M&A has played a large part in the company’s growth: over the past six years their total pipeline value has increased from $1.59B to $5.8B. Including to the above two latest acquisitions, Mercury Systems has deployed $704M in capital, adding ten companies into their widening business moat, diversifying their program base and in reducing revenue risk.
At the end of May there was a secondary offering of 6M shares made by the company. Priced at $69, the shares were slightly lower than the previous day’s closing price. Management raised $455M which was used to pay down their $325M debt in its entirety.
Since late-April, Mercury Systems has received $40M in contract awards, both new and extensions of existing orders:
- $9.0M order for precision-engineered radio frequency (RF) subsystems integrated into an advanced airborne electronic warfare program (included in 3Q bookings)
- $2.1M order for custom-engineered radio frequency (RF) amplifiers (included in 3Q bookings)
- $3.9M development contract to prepare next generation airborne radar processing subsystems for production at their own manufacturing facility
- $8.2M follow-on order from a leading defense prime contractor for rugged, ultra-compact memory devices integrated into an advanced airborne command, control and intelligence application
- $16M follow-on orders adding to its previous, $152M 5-year agreement to deliver advanced Digital RF Memory (DRFM) jammers to the U.S. Navy
Based on management’s statements, Mercury Systems continues to see outsourcing as the largest secular growth opportunity in defense.
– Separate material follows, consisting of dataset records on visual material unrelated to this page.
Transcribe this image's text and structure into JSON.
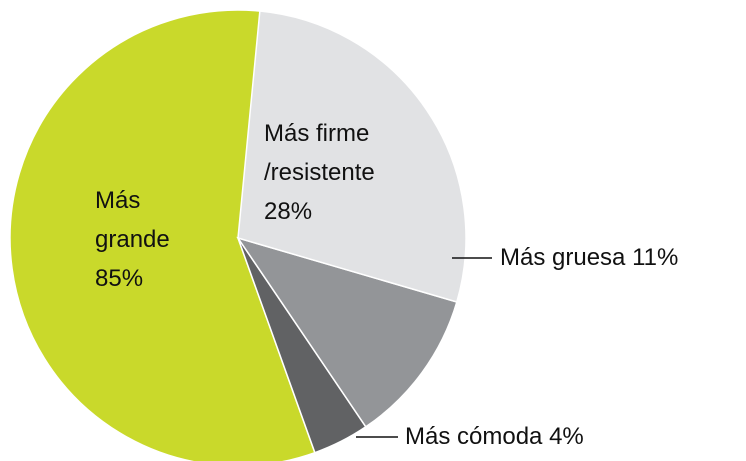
{
  "chart_data": {
    "type": "pie",
    "categories": [
      "Más firme /resistente",
      "Más gruesa",
      "Más cómoda",
      "Más grande"
    ],
    "values": [
      28,
      11,
      4,
      85
    ],
    "value_labels": [
      "28%",
      "11%",
      "4%",
      "85%"
    ],
    "colors": [
      "#e1e2e4",
      "#939598",
      "#616264",
      "#c9d92b"
    ]
  }
}
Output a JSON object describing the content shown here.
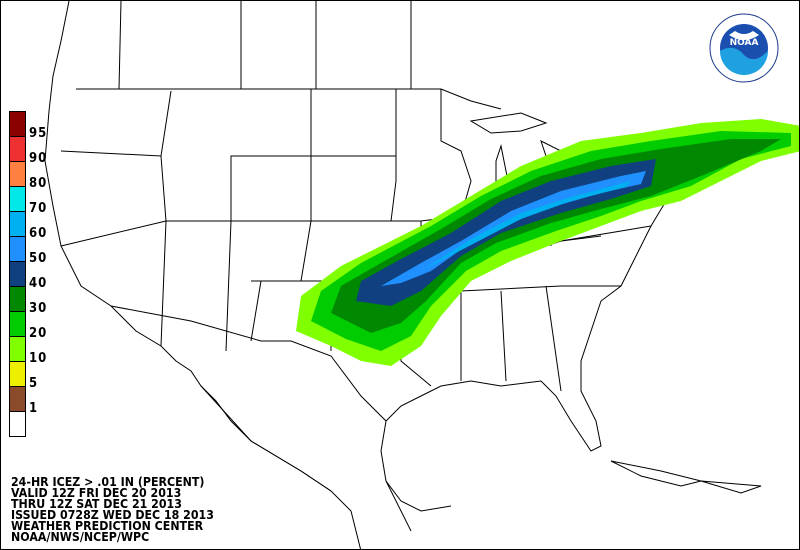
{
  "legend": [
    {
      "label": "95",
      "color": "#8B0000"
    },
    {
      "label": "90",
      "color": "#EE3030"
    },
    {
      "label": "80",
      "color": "#FF8040"
    },
    {
      "label": "70",
      "color": "#00E8E8"
    },
    {
      "label": "60",
      "color": "#00B0F0"
    },
    {
      "label": "50",
      "color": "#2090FF"
    },
    {
      "label": "40",
      "color": "#104080"
    },
    {
      "label": "30",
      "color": "#008800"
    },
    {
      "label": "20",
      "color": "#00CC00"
    },
    {
      "label": "10",
      "color": "#80FF00"
    },
    {
      "label": "5",
      "color": "#EEEE00"
    },
    {
      "label": "1",
      "color": "#8B4A2A"
    },
    {
      "label": "",
      "color": "#FFFFFF"
    }
  ],
  "info": {
    "line1": "24-HR ICEZ > .01 IN (PERCENT)",
    "line2": "VALID 12Z FRI DEC 20 2013",
    "line3": "THRU 12Z SAT DEC 21 2013",
    "line4": "ISSUED 0728Z WED DEC 18 2013",
    "line5": "WEATHER PREDICTION CENTER",
    "line6": "NOAA/NWS/NCEP/WPC"
  },
  "logo": {
    "text": "NOAA"
  }
}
They also believe they are “strongly positioned in well-funded defense budget priorities”, including Radar and Electronic Warfare modernization, avionics and mission computing upgrades and weapons systems as well as C4I. They still see significant design win opportunities in the missile defense area as ground-based radar installations get upgraded, and in C4I segment related to rugged servers and avionics. Electronic Warfare sector was said to have”significant activity” associated with emerging threats, and they are also seeing more opportunity in the smart munitions and space domains. The company also believes they will continue to take share from competitors based on the uniqueness and strength of their high-tech business model.